The year isn’t even half over, and the S&P 500 has already advanced almost 18% year-to-date. Plus, the value of the S&P 500 has jumped more than 5% during the first two months of the second quarter.
Globally, U.S. stocks are outperforming most developed and emerging-market countries.
Have stock values become overstretched?
“The forward 12-month P/E ratio for the S&P 500 now stands at 14.4, based on [May 16's] closing price (1650.47) and forward 12-month EPS estimate ($114.94),” Factset wrote earlier this month. “This is the highest forward 12-month P/E ratio logged by the S&P 500 in more than three years (April 2010). Given the high values driving the P in the P/E ratio, how does this 14.4 P/E ratio compare to historical averages? Is the index now overvalued?”

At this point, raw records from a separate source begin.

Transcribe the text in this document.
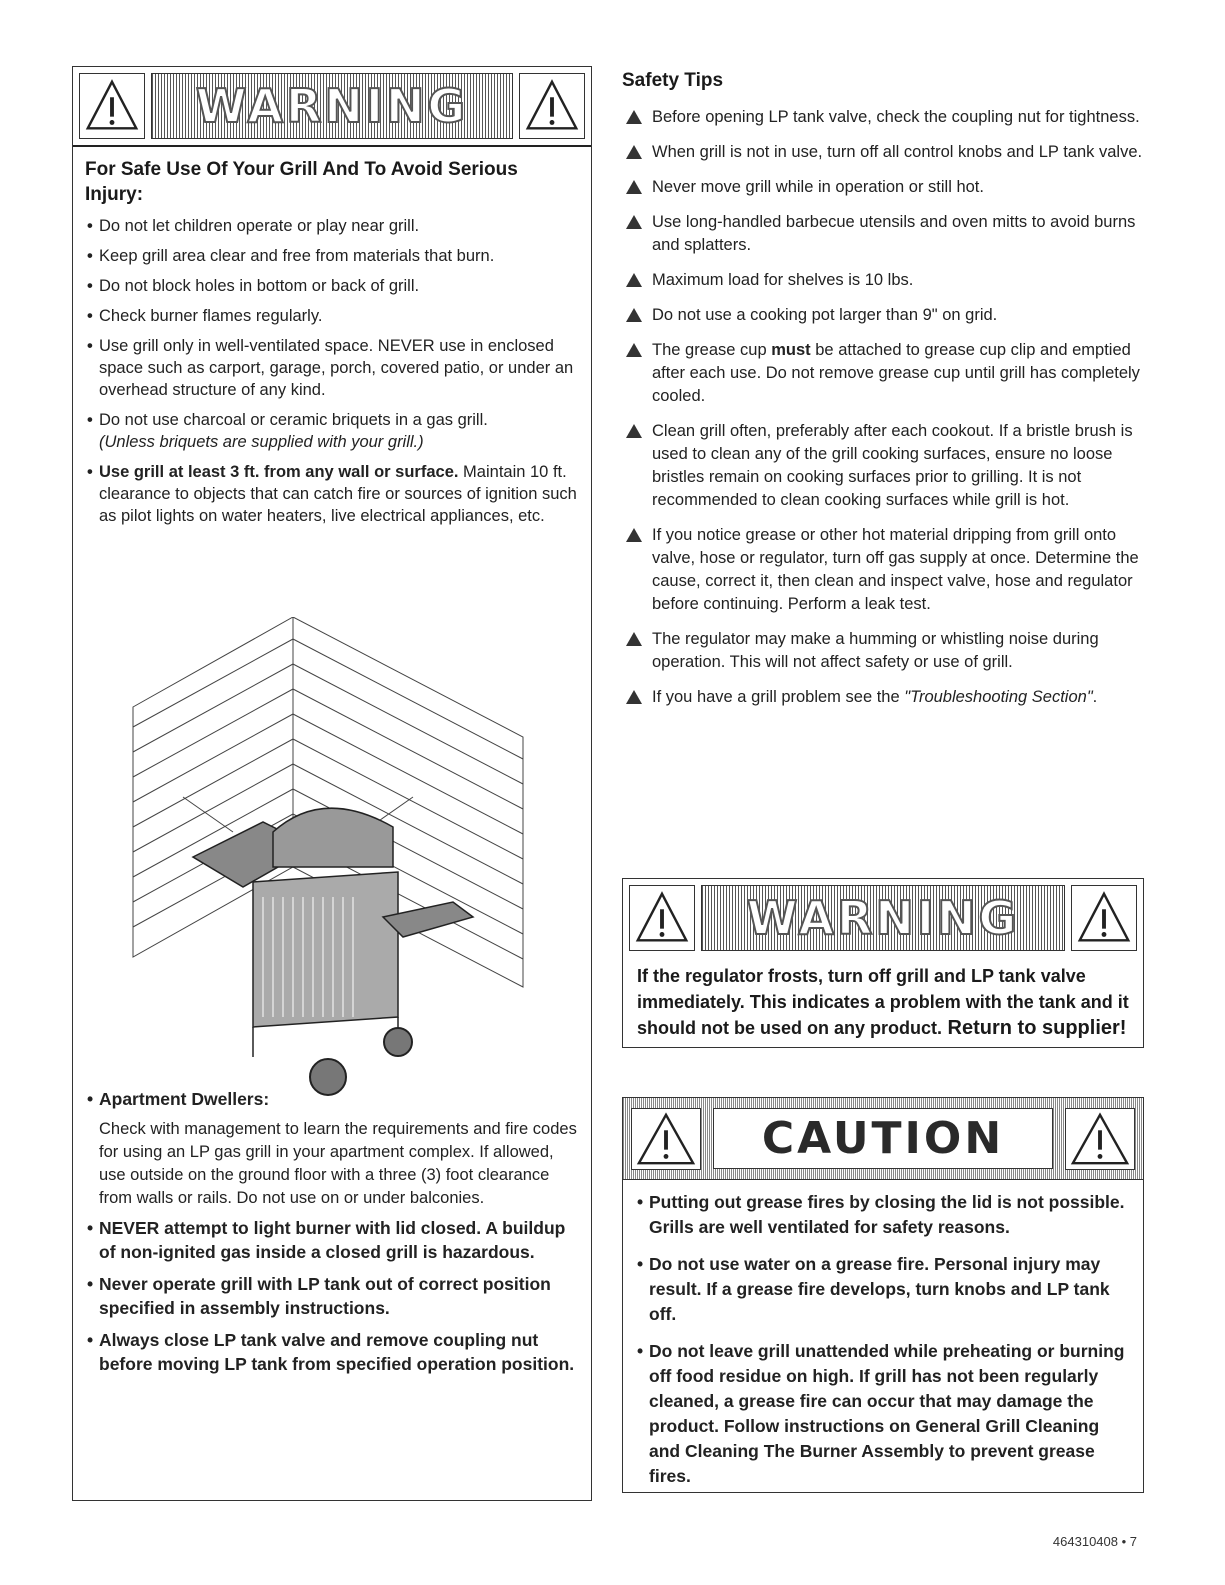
WARNING
For Safe Use Of Your Grill And To Avoid Serious Injury:
• Do not let children operate or play near grill.
• Keep grill area clear and free from materials that burn.
• Do not block holes in bottom or back of grill.
• Check burner flames regularly.
• Use grill only in well-ventilated space. NEVER use in enclosed space such as carport, garage, porch, covered patio, or under an overhead structure of any kind.
• Do not use charcoal or ceramic briquets in a gas grill.
(Unless briquets are supplied with your grill.)
• Use grill at least 3 ft. from any wall or surface. Maintain 10 ft. clearance to objects that can catch fire or sources of ignition such as pilot lights on water heaters, live electrical appliances, etc.
• Apartment Dwellers:

Check with management to learn the requirements and fire codes for using an LP gas grill in your apartment complex. If allowed, use outside on the ground floor with a three (3) foot clearance from walls or rails. Do not use on or under balconies.

• NEVER attempt to light burner with lid closed. A buildup of non-ignited gas inside a closed grill is hazardous.
• Never operate grill with LP tank out of correct position specified in assembly instructions.
• Always close LP tank valve and remove coupling nut before moving LP tank from specified operation position.
Safety Tips
Before opening LP tank valve, check the coupling nut for tightness.
When grill is not in use, turn off all control knobs and LP tank valve.
Never move grill while in operation or still hot.
Use long-handled barbecue utensils and oven mitts to avoid burns and splatters.
Maximum load for shelves is 10 lbs.
Do not use a cooking pot larger than 9" on grid.
The grease cup must be attached to grease cup clip and emptied after each use. Do not remove grease cup until grill has completely cooled.
Clean grill often, preferably after each cookout. If a bristle brush is used to clean any of the grill cooking surfaces, ensure no loose bristles remain on cooking surfaces prior to grilling. It is not recommended to clean cooking surfaces while grill is hot.
If you notice grease or other hot material dripping from grill onto valve, hose or regulator, turn off gas supply at once. Determine the cause, correct it, then clean and inspect valve, hose and regulator before continuing. Perform a leak test.
The regulator may make a humming or whistling noise during operation. This will not affect safety or use of grill.
If you have a grill problem see the "Troubleshooting Section".
WARNING
If the regulator frosts, turn off grill and LP tank valve immediately. This indicates a problem with the tank and it should not be used on any product. Return to supplier!
CAUTION
• Putting out grease fires by closing the lid is not possible. Grills are well ventilated for safety reasons.
• Do not use water on a grease fire. Personal injury may result. If a grease fire develops, turn knobs and LP tank off.
• Do not leave grill unattended while preheating or burning off food residue on high. If grill has not been regularly cleaned, a grease fire can occur that may damage the product. Follow instructions on General Grill Cleaning and Cleaning The Burner Assembly to prevent grease fires.
464310408 • 7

On the one hand, the index is now trading above both the 5-year (12.9) and 10-year average P/E ratios, the research firm points out. On the other hand, it is still trading below the 15-year average P/E ratio (16.5), and is not close to the peak P/E ratio of 25 recorded in the late 1990’s and early 2000’s.
The PE10 (also known as the Shiller P/E ratio) is another measure of valuations.
Currently, the S&P 500’s PE10 is at 24.8, which puts it above its historical median of 15.89. While that may seem elevated, it’s still below its 1999 peak of 44.20.